According to several articles, in 2023 Brooke asked Hogan’s financial advisor to remove her as a beneficiary of his estate. Reports indicate that Brooke made this request because she distrusted people in her father’s inner circle whom she believed were taking advantage of him. Here’s the twist, the financial advisor has no power to remove Brooke as a beneficiary, even of the accounts under the financial advisor’s control. Hogan himself would have had to undertake that task. If Brooke wants no part of her father’s Estate, then she needs to execute a disclaimer, it’s her only option, and that’s the focus of this blog post.

One might think that it’s easy to disclaim, in fact, it’s not. Executing a “qualified disclaimer” takes some planning. It’s important to note that a qualified disclaimer means that Section 2518 of the Internal Revenue Code (“IRC”) treats the disclaimant as though they predeceased the decedent, thereby avoiding potential gift tax consequences for the disclaimant. A non-qualified disclaimer, on the other hand, results in a gift from the disclaimant to the new beneficiary, which may trigger undesirable tax consequences. To avoid this, it’s essential to meet all the requirements for a qualified disclaimer.

First, the disclaimer needs to be in writing. Next, the disclaimer needs to be irrevocable. It cannot contain any contingencies, be subject to change, be reversed or be qualified in any other way. The disclaimant cannot disclaim based upon any condition, for example, another individual also disclaiming. The disclaimant needs to execute the disclaimer timely, within nine months of the creation of the interest, or within nine months of the beneficiary attaining the age of twenty-one (21).
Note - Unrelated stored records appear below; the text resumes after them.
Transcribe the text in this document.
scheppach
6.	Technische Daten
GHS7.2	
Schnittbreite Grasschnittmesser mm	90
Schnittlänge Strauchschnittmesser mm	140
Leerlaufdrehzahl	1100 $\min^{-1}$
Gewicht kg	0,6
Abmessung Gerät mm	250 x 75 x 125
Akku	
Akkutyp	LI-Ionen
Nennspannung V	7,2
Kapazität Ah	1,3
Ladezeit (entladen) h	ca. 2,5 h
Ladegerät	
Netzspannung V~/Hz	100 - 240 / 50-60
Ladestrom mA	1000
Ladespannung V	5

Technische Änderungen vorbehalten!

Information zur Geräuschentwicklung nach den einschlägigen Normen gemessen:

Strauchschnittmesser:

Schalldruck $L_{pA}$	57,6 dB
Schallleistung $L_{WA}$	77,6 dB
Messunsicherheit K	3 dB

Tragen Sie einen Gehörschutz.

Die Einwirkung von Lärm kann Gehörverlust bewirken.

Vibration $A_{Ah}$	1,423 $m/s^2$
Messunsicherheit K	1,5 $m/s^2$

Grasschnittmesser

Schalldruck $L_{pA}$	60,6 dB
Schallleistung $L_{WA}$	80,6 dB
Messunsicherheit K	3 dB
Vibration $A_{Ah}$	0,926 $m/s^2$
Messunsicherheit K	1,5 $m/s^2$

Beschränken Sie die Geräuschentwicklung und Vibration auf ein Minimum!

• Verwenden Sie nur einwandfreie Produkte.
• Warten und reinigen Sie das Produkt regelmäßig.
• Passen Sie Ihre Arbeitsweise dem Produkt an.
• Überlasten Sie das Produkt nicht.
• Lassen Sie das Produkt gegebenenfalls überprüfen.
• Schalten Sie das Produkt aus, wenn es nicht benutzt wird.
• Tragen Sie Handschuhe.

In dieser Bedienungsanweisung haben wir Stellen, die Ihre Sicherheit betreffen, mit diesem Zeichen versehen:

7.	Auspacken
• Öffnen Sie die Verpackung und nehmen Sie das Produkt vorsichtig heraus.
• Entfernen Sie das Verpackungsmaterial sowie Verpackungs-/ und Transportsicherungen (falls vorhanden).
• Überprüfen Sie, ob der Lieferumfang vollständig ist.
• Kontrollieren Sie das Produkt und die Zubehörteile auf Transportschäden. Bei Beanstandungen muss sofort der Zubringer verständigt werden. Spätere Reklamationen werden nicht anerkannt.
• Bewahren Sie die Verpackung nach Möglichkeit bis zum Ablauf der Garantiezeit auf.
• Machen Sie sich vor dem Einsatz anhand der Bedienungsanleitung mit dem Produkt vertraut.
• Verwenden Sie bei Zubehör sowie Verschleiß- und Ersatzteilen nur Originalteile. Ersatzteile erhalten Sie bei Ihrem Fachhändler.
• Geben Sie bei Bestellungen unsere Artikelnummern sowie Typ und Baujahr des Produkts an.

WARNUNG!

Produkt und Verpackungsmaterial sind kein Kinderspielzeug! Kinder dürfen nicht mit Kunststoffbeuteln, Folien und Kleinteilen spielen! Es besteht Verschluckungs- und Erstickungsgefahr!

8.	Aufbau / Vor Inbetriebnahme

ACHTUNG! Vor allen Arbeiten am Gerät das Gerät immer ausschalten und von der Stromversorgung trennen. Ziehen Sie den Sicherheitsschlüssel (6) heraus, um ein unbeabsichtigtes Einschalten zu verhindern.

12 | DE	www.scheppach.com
Determining the creation of an interest requires a careful review of the document creating the interest and the facts and circumstances surrounding that creation. In PLR 201407009, a settlor established an irrevocable trust in 1977 for the benefit of the settlor’s descendants. More than thirty-five (35) years later, a descendant who became eligible to receive assets under that trust was approaching the age of majority and inquired whether a disclaimer was possible. The Internal Revenue Service opined that the descendant could disclaim as long as the disclaimer met the other rules under IRC §2518. This PLR demonstrates the importance of understanding the facts and circumstances surrounding the interest sought to be disclaimed.
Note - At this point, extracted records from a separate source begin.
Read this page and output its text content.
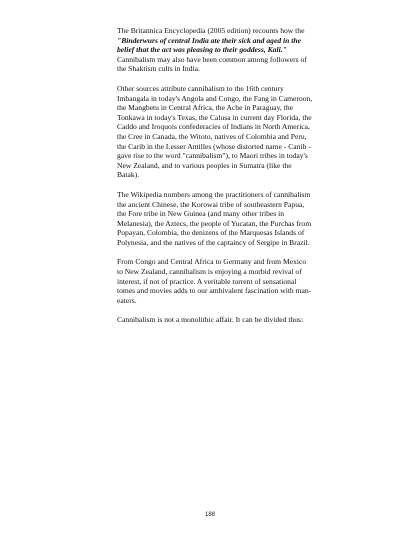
The Britannica Encyclopedia (2005 edition) recounts how the "Binderwurs of central India ate their sick and aged in the belief that the act was pleasing to their goddess, Kali." Cannibalism may also have been common among followers of the Shaktism cults in India.

Other sources attribute cannibalism to the 16th century Imbangala in today's Angola and Congo, the Fang in Cameroon, the Mangbetu in Central Africa, the Ache in Paraguay, the Tonkawa in today's Texas, the Calusa in current day Florida, the Caddo and Iroquois confederacies of Indians in North America, the Cree in Canada, the Witoto, natives of Colombia and Peru, the Carib in the Lesser Antilles (whose distorted name - Canib - gave rise to the word "cannibalism"), to Maori tribes in today's New Zealand, and to various peoples in Sumatra (like the Batak).

The Wikipedia numbers among the practitioners of cannibalism the ancient Chinese, the Korowai tribe of southeastern Papua, the Fore tribe in New Guinea (and many other tribes in Melanesia), the Aztecs, the people of Yucatan, the Purchas from Popayan, Colombia, the denizens of the Marquesas Islands of Polynesia, and the natives of the captaincy of Sergipe in Brazil.

From Congo and Central Africa to Germany and from Mexico to New Zealand, cannibalism is enjoying a morbid revival of interest, if not of practice. A veritable torrent of sensational tomes and movies adds to our ambivalent fascination with man-eaters.

Cannibalism is not a monolithic affair. It can be divided thus:

188
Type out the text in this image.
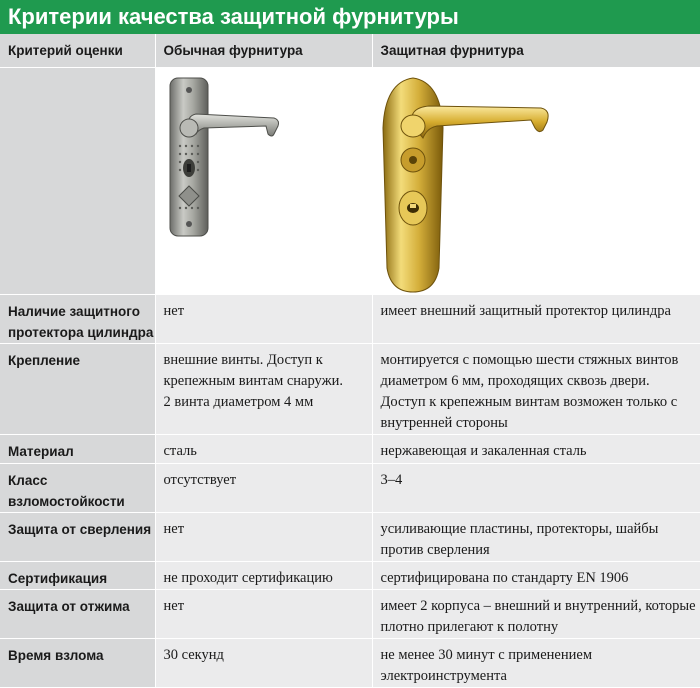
Критерии качества защитной фурнитуры
Критерий оценки	Обычная фурнитура	Защитная фурнитура

Наличие защитного протектора цилиндра	нет	имеет внешний защитный протектор цилиндра
Крепление	внешние винты. Доступ к крепежным винтам снаружи. 2 винта диаметром 4 мм	монтируется с помощью шести стяжных винтов диаметром 6 мм, проходящих сквозь двери. Доступ к крепежным винтам возможен только с внутренней стороны
Материал	сталь	нержавеющая и закаленная сталь
Класс взломостойкости	отсутствует	3–4
Защита от сверления	нет	усиливающие пластины, протекторы, шайбы против сверления
Сертификация	не проходит сертификацию	сертифицирована по стандарту EN 1906
Защита от отжима	нет	имеет 2 корпуса – внешний и внутренний, которые плотно прилегают к полотну
Время взлома	30 секунд	не менее 30 минут с применением электроинструмента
In addition to the requirements noted above, the disclaimant needs to execute the disclaimer before accepting any benefits from the property. If the disclaimant accepted benefits, then the disclaimant cannot disclaim. Interestingly, it’s possible to disclaim a partial interest in property. Finally, the disclaimant cannot control or direct the property in any way. This means that the disclaimant cannot say, I disclaim to David. That would be a gift. The disclaimant simply disclaims the property, and the document creating the interest directs what happens next and who receives the disclaimed property.
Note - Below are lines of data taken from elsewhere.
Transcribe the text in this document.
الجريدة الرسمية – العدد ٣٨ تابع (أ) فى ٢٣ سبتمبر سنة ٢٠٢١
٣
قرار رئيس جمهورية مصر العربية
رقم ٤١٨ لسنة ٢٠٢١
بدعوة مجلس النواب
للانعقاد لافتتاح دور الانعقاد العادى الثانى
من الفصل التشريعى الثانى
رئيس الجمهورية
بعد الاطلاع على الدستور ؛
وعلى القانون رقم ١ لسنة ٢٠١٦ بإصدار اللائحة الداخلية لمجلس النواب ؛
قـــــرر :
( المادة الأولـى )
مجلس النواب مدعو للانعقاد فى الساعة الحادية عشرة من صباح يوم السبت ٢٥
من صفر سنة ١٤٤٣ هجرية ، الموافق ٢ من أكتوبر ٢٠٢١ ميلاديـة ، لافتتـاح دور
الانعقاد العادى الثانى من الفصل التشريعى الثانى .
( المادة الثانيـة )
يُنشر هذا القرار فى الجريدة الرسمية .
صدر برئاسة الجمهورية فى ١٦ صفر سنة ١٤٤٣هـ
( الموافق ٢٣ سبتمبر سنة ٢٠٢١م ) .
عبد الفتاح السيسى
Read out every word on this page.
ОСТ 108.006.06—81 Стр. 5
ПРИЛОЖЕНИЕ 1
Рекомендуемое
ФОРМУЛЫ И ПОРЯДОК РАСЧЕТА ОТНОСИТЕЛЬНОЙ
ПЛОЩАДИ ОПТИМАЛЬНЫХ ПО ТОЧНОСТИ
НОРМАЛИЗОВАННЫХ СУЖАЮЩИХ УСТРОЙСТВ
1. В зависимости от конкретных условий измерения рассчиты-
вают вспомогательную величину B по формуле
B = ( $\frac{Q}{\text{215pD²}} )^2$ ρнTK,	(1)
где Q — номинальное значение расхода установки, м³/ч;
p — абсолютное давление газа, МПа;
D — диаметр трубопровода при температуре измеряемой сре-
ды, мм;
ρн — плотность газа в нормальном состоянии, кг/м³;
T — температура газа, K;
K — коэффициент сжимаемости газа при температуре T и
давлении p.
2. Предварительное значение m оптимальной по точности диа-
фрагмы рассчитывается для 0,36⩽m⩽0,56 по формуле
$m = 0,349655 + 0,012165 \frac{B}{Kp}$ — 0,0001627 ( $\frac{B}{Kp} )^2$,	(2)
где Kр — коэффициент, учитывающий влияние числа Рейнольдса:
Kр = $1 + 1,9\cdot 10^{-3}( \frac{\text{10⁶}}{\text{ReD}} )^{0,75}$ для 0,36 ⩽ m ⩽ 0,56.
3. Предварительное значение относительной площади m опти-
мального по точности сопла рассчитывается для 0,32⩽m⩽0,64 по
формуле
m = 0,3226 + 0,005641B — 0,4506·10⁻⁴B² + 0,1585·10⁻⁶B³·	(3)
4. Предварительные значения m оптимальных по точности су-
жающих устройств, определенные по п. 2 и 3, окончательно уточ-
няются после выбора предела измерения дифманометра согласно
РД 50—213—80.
Inexperienced Estate Planning attorneys may not think of a disclaimer even when the situation warrants it. For example, some beneficiaries don’t need the money or property, perhaps the individual already has a taxable Estate without the gift. Perhaps they prefer that the property pass to the next individual in line for the gift, such as an adult child just graduating from college or buying their first home. Disclaimers add yet another dimension to the wild, wonderful world of Estate Planning and give us yet another tool to use. Properly executed disclaimers allow individuals to avoid tax and may help achieve a more desirable result than simply accepting property and then gifting it away.